« Insécurités :  qu’est ce qui pourrait nous rassurer ? »

La société française, probablement assez représentative de l’ensemble des sociétés européennes,  semble apeurée, frileuse, et demande plus de sécurité. Et c’est bien le « génie » (bon ou mauvais) de l’actuelle politique que de tout miser sur cet axe, et de rappeler qu’il n’y a pas de liberté, d’égalité, de fraternité, de prospérité, sans d’abord la sécurité. C’est ici qu’apparaît un première perplexité, et on aimerait que cet ordre de priorité ne soit pas placé hors de la discussion politique. Car il peut arriver dans l’histoire que la liberté, ou la solidarité, passe avant la sécurité. C’est une question d’époque. Mais pourquoi notre temps justement est-il à ce point hanté par l’insécurité ? Mon but dans les lignes qui suivent ne sera pas tant d’apporter de l’eau au moulin de l’actuelle politique, ou de la critiquer, que de tenter de comprendre ce qui nous arrive, et qui est plus profond que nous ne croyons souvent.

Aux débuts des temps modernes, Hobbes pensait que la sécurité était le pilier central de l’État. N’est-elle pas en effet le profond ressort de la « servitude volontaire » dont parlait peu avant La Boétie ? N’a-t-il pas toujours fallu à l’État, et à nos cités sécurisées, la peur d’un ennemi dont nos démocraties préventives plus que jamais nous protégeraient ? C’est que la modernité a été jusqu’au bout de son ressort, et même nos villes ont changé de visage. Jadis nous y cherchions la liberté anonyme et la confiance aux liens les plus détachés. Aujourd’hui c’est la sécurité et la confiance des liens de proximité que nous recherchons.
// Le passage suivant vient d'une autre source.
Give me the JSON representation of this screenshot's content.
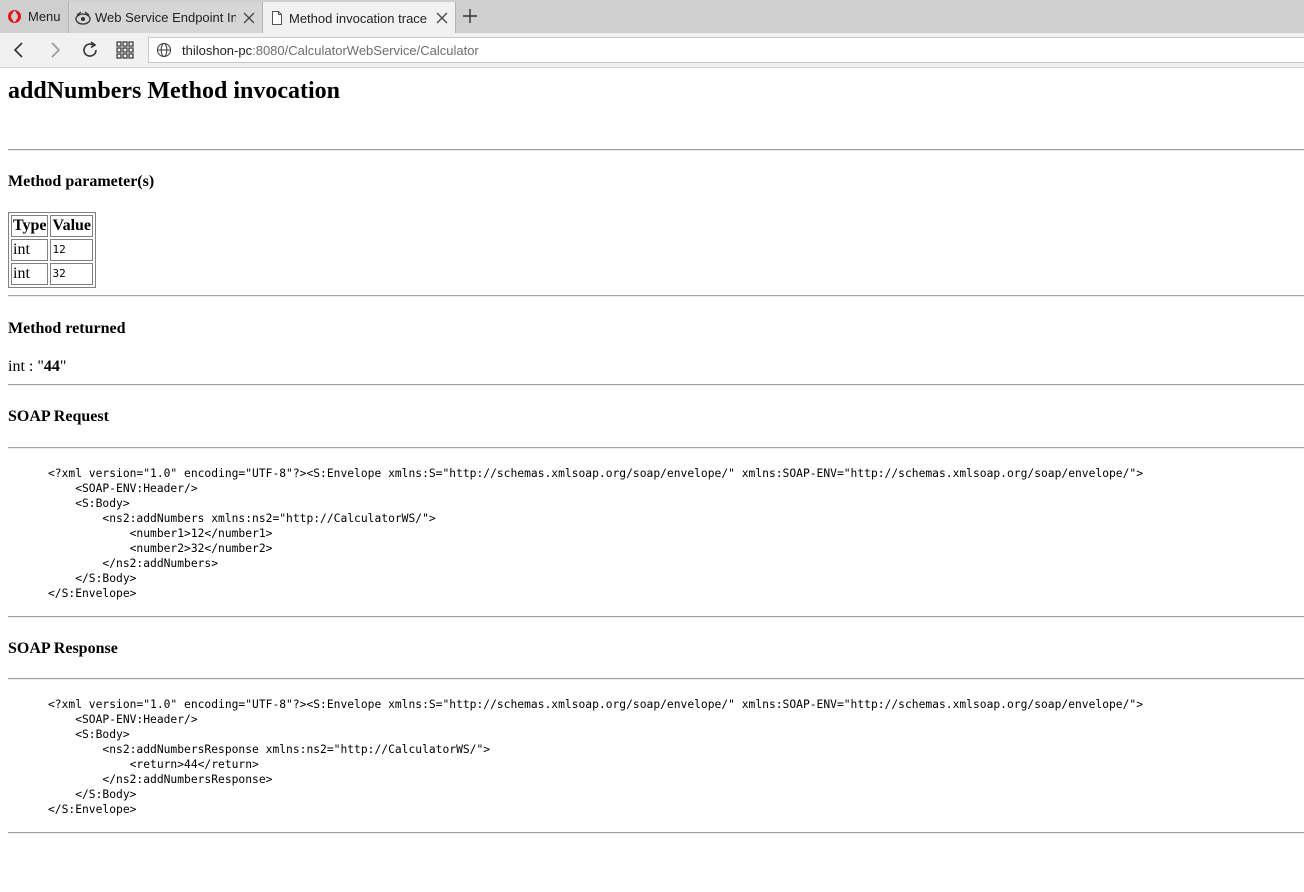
{
  "browser": {
    "menu_label": "Menu",
    "tabs": [
      {
        "title": "Web Service Endpoint Info",
        "active": false
      },
      {
        "title": "Method invocation trace",
        "active": true
      }
    ],
    "url_host": "thiloshon-pc",
    "url_rest": ":8080/CalculatorWebService/Calculator"
  },
  "page": {
    "title": "addNumbers Method invocation",
    "params_heading": "Method parameter(s)",
    "table": {
      "headers": [
        "Type",
        "Value"
      ],
      "rows": [
        {
          "type": "int",
          "value": "12"
        },
        {
          "type": "int",
          "value": "32"
        }
      ]
    },
    "returned_heading": "Method returned",
    "returned_type": "int : \"",
    "returned_value": "44",
    "returned_suffix": "\"",
    "request_heading": "SOAP Request",
    "request_xml": "<?xml version=\"1.0\" encoding=\"UTF-8\"?><S:Envelope xmlns:S=\"http://schemas.xmlsoap.org/soap/envelope/\" xmlns:SOAP-ENV=\"http://schemas.xmlsoap.org/soap/envelope/\">\n    <SOAP-ENV:Header/>\n    <S:Body>\n        <ns2:addNumbers xmlns:ns2=\"http://CalculatorWS/\">\n            <number1>12</number1>\n            <number2>32</number2>\n        </ns2:addNumbers>\n    </S:Body>\n</S:Envelope>",
    "response_heading": "SOAP Response",
    "response_xml": "<?xml version=\"1.0\" encoding=\"UTF-8\"?><S:Envelope xmlns:S=\"http://schemas.xmlsoap.org/soap/envelope/\" xmlns:SOAP-ENV=\"http://schemas.xmlsoap.org/soap/envelope/\">\n    <SOAP-ENV:Header/>\n    <S:Body>\n        <ns2:addNumbersResponse xmlns:ns2=\"http://CalculatorWS/\">\n            <return>44</return>\n        </ns2:addNumbersResponse>\n    </S:Body>\n</S:Envelope>"
  }
}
Cela suppose une certaine clôture, et nous sommes au temps des « gated communities », des municipalités et des quartiers qui referment leur sentiment d’appartenance sur la convexité intérieure des liens préférentiels et des affinités choisies.

Nous avons le même retournement dans la forme de nos guerres mondialisées. Naguère nous étions les puissances agressivement sûres d’apporter la liberté et le progrès. Aujourd’hui (et pour nous depuis déjà la première guerre mondiale) nous ne cherchons plus qu’à maintenir un « statu quo » face à tous ceux qui, « perdus pour perdus », ne voient plus de salut que dans la transformation du monde par la force, que cette force soit celle de la technique qui transgresse notre condition, ou celle de la galvanisation psychique qui nous rend insensible à la douleur —Hobbes lui-même ne montrait-il pas que le plus faible peut toujours infliger au plus fort, juché très haut sur son fragile système technologique, des nuisances insupportables ? C’est donc ici mon hypothèse, que la course à la sécurité technique introduit de nouveaux risques d’accidents, plus menaçants, mais nous fait croire qu’il y aura toujours une nouvelle solution, plus puissante encore. Elle nous déshabitue à vivre avec les problèmes : or les grandes questions de la vie en commun sont insolubles, il faut juste « vivre avec ». Comme le remarquait merveilleusement le philosophe américain du début du 19ème siècle, Emerson : « chaque précaution contre tel ou tel mal nous met sous l’emprise de ce mal » !

Mais je voudrais élargir encore le regard, car je pense que ce besoin de sécurité, qui peut certes être augmenté et manipulé, désigne aussi un très légitime sentiment de fragilité, qui n’est pas seulement celle de notre civilisation, mais tout simplement le sentiment de la fugacité de la vie, et du caractère éphémère des oeuvres humaines. C’est ce peu de durabilité qui nous chagrine, et la tentation de donner de solides réponses à ce sentiment ne fait que l’augmenter ! Le principal lieu de notre perdurance, la filiation, le désir d’assurer la transmission, l’héritage, semble aujourd’hui tellement vulnérable… Qu’est ce qu’une société où la plupart n’ont à vrai dire rien à transmettre, ou bien ne parviennent pas à transmettre ce qu’ils estiment avoir de mieux ? Qu’est ce qu’une société où les successeurs ne veulent même plus hériter ? Qu’est-ce qu’une société qui n’assure pas un cadre plus durable que nos vies éphémères ? Pourquoi cette incertitude sur la durabilité des institutions, des habitudes, des bâtiments ? Dans le bref temps de nos existences nous avons vu les formes de nos villes, de nos paysages, de nos habitats, de nos objets les plus usuels, changer plus vite que nous-mêmes. Notre nervosité n’est pas très étonnante. Il faudrait au moins assurer à chacun, obligé à tant de mobilité, quelque chose comme la sécurité de base d’un habitat inaliénable. Et renforcer le sentiment que le monde commun est un théâtre plus durable que nos existences fugitives, et que les enfants de nos enfants y trouveront leur place.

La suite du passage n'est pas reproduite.